Il avoyt espousé une honneste & femme de bien, avecq laquelle il vivoyt en grande paix & repos. Il craingnoyt fort à luy desplaire ; elle aussi ne chercheoyt qu’à luy obéyr en toutes choses. Mais, avecq la bonne amityé qu’il luy portoit, estoit si charitable que souvent il donnoyt à ses voisines ce qui appartenoyt à sa femme, combien que ce fût le plus secrètement qu’il povoit.

Ilz avoient en leur maison une Chamberière fort en bon poinct, de laquelle ce Tapissier devint amoureux. Toutesfois, craingnant que sa femme ne le sçeut, faisoyt semblant souvent de la tanser & reprendre, disant que c’estoit la plus paresseuse garse que jamais il avoyt veue & qu’il ne s’en esbahissoit pas, veu que sa Maistresse jamais ne la battoyt, &, ung jour qu’ilz parloient de donner les Innocens, le Tapissier dist à sa femme :

« Ce seroyt belle aulmosne de les donner à ceste paresseuse garse que vous avez ; mais il ne fauldroyt pas que ce fust de vostre main, car elle est trop foible & vostre cueur trop piteulx.

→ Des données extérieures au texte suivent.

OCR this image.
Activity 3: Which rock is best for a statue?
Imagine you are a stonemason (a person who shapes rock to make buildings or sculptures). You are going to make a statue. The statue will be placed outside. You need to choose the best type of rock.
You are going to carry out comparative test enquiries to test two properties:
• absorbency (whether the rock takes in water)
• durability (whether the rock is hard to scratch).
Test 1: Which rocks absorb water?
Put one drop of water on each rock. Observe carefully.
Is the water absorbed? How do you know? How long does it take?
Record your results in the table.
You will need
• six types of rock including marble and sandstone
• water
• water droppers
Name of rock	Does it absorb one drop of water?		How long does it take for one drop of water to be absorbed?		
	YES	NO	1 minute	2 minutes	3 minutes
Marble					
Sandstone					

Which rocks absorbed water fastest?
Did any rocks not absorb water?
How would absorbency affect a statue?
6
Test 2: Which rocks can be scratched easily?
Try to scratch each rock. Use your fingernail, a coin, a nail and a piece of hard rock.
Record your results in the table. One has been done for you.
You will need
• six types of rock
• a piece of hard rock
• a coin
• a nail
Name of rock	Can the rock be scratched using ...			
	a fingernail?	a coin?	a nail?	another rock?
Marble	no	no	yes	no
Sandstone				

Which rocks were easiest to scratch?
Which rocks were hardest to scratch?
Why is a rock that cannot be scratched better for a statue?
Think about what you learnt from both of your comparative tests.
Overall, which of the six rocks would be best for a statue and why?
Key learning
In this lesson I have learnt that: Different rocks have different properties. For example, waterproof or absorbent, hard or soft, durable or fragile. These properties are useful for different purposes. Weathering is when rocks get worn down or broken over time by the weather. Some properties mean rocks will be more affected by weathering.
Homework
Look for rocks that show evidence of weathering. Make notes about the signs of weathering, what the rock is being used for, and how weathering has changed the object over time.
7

Si est ce que, si je voulois emploier la myenne, nous serions mieulx serviz d’elle que nous ne sommes ».

La pauvre femme, qui n’y pensoyt en nul mal, le pria d’en vouloir faire l’exécution, confessant qu’elle n’avoit le cueur ne la force pour la battre.

Le mary, qui accepta voluntiers ceste commission, faisant le rigoureux bourreau, feyt achepter des verges des plus fines qu’il peut trouver, &, pour monstrer le grand desir qu’il avoyt de ne l’espargner poinct, les feyt tramper dedans de la saulmure, en sorte que sa pauvre femme eut plus de pitié de sa Chamberière que de doubte de son mary.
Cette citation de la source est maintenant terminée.